Dancer in the Dark review by Evan Blake Johnson

The story begins in the American Pacific Northwest in the sixties. Selma, a foreigner from Czechoslovakia, has an inadequately paid activity in a production line. Out of the minimal expenditure that remaining parts after she has met her everyday costs, she spares each penny to pay for an eye procedure for her boy. He faces indistinguishable destiny from Selma herself—going visually impaired soon. Selma’s vision is breaking down quickly and she works like a devil to get enough cash together before her absence of vision implies she can never again work.

Selma lives with her child in a trailer ashore owned by a policeman named Bill, and his significant other. Bill finds about Selma’s reserve of cash and takes it to pay his obligations. The bank is requesting reimbursement and Bill is dreadful he could lose his better half, house and property. In a piece with Selma, she snatches his firearm, shoots and wounds him. From the floor Bill begs her to shoot and complete him off—she obliges excitedly and he passes on.

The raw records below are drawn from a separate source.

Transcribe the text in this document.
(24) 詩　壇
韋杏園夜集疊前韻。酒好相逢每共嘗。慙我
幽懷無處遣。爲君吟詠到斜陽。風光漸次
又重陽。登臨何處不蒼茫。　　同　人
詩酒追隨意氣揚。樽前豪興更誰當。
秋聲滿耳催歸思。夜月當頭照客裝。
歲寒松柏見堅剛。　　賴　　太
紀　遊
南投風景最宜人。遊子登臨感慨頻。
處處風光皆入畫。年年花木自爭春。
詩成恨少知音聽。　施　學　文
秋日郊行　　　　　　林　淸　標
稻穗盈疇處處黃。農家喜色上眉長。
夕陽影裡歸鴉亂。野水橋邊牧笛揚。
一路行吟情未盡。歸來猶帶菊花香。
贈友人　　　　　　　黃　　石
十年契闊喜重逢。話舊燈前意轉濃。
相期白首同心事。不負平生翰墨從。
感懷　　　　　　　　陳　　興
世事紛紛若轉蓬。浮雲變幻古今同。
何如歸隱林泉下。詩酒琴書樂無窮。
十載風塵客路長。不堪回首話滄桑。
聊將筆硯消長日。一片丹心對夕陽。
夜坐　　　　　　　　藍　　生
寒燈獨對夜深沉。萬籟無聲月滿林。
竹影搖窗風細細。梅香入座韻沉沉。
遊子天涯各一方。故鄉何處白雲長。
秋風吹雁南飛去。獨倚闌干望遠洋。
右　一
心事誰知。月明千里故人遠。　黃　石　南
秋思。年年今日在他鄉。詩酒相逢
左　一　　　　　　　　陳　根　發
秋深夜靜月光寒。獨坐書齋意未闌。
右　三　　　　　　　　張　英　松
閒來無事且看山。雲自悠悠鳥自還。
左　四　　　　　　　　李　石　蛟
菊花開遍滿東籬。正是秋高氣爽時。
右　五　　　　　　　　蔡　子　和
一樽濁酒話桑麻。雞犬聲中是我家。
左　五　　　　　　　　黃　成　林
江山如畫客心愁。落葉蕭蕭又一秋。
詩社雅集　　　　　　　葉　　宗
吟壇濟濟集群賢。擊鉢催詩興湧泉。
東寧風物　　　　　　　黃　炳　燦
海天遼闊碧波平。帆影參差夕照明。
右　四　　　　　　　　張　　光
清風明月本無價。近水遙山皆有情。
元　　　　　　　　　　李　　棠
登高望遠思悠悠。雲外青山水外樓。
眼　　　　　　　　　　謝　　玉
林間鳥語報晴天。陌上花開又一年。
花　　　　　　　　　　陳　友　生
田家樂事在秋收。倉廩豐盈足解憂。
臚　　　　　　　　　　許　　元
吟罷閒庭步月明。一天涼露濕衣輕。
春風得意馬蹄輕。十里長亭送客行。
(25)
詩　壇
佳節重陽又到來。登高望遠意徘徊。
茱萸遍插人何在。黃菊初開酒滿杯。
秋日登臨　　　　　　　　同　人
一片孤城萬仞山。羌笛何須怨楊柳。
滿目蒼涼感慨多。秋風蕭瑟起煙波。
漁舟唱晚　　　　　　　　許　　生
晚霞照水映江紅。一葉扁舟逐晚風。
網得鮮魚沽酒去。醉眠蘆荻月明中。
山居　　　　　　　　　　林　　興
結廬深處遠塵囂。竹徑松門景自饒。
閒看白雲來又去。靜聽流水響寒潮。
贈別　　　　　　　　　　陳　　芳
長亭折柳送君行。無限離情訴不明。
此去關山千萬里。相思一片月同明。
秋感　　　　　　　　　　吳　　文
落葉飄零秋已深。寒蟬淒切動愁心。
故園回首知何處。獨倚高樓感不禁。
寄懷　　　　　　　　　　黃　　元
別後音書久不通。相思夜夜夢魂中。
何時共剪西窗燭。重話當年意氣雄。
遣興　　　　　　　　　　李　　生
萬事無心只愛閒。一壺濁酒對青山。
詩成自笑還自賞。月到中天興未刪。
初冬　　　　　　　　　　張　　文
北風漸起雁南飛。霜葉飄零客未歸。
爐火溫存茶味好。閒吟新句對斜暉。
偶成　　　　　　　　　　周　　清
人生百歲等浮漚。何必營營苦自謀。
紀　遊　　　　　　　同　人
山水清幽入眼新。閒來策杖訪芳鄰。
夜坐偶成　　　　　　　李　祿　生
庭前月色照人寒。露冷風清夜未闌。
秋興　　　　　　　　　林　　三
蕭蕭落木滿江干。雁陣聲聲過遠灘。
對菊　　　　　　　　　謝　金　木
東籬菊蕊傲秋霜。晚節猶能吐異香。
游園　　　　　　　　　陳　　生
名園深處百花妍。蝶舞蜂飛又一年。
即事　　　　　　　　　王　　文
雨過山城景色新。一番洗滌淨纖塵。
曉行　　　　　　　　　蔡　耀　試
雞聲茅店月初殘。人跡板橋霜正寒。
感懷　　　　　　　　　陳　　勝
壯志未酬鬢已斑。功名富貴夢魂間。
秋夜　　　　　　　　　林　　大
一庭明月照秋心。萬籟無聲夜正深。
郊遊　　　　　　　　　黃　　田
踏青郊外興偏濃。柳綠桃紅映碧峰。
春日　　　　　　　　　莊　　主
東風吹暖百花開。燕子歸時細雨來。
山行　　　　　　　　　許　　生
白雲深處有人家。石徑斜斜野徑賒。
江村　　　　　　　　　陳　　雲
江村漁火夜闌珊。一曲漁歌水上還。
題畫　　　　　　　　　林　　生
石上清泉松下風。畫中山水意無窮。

The two are then transported as though in a fantasy. As music strikes up, the perished Bill becomes alive once again. Bill and Selma are accommodated—they sing and move through the house. Bill has been reclaimed. As a result, in court, Selma feels no blame for his passing. In an agonizingly drawn out succession we go with Selma on her approach to jail and afterward at long last to the hangman’s tree. She passes on toward the end secure in the learning that her child will get his hotly anticipated activity.

I couldn’t think about an all the more discouraging plot on the off chance that I attempted. I could see why people would want to cry before the finish of the film, as I expect common audiences who are human additionally did. What was extremely pitiful was that Selma was moderately playful, in spite of the considerable number of trials life tossed at her. This appears to be so unreasonably great to me, in such a case that Selma can be like this, for what reason can’t everybody be? In spite of how innocent and aggravating Selma could be now and again, I would never have wished passing upon her, and it was sad that she got something she totally did not merit.

At long last, there was the music. Everything I can state is, I don’t realize what propelled Bjork to sing the way and what she did, yet it was unusual and not in any manner speaking to anything in me. I can’t see how the soundtrack got an Oscar gesture.

With everything taken into account, Dancer in the Dark is an okay film. I wouldn’t encourage people to watch it for amusement purposes, however I can’t deny it. The film does have a creative purpose, so I give it that. Other than that, it’s a film I don’t see myself watching again.

2 thoughts on “Dancer in the Dark review by Evan Blake Johnson”

  1. I can agree with you on not seeing myself watching the film again. This film has a significant number of emotional scenes that would cause any human cry. I, myself, almost wanted to cry during the film, since it does contain lots of emotional scenes in it. I feel like the reason Selma fills no guilt in court for “murdering” Bill is because she was rightfully taking back what was hers from the beginning. Her money was going to be used for a good cause, unlike if it were to be used by Bill. The musical properly received the Oscar gesture because it was used to take the mind off the viewer off all the emotional scenes that happened in the film.


  2. This film has a critical number of enthusiastic scenes that would bring about any human cry. I, myself, nearly needed to cry amid the film, since it contains loads of passionate scenes in it. I feel like the reason Selma fills no blame in court for “killing” Bill is on the grounds that she was legitimately reclaiming what was hers from the earliest starting point. Her cash would have been utilized for a decent purpose, not at all like if it somehow managed to be utilized by Bill.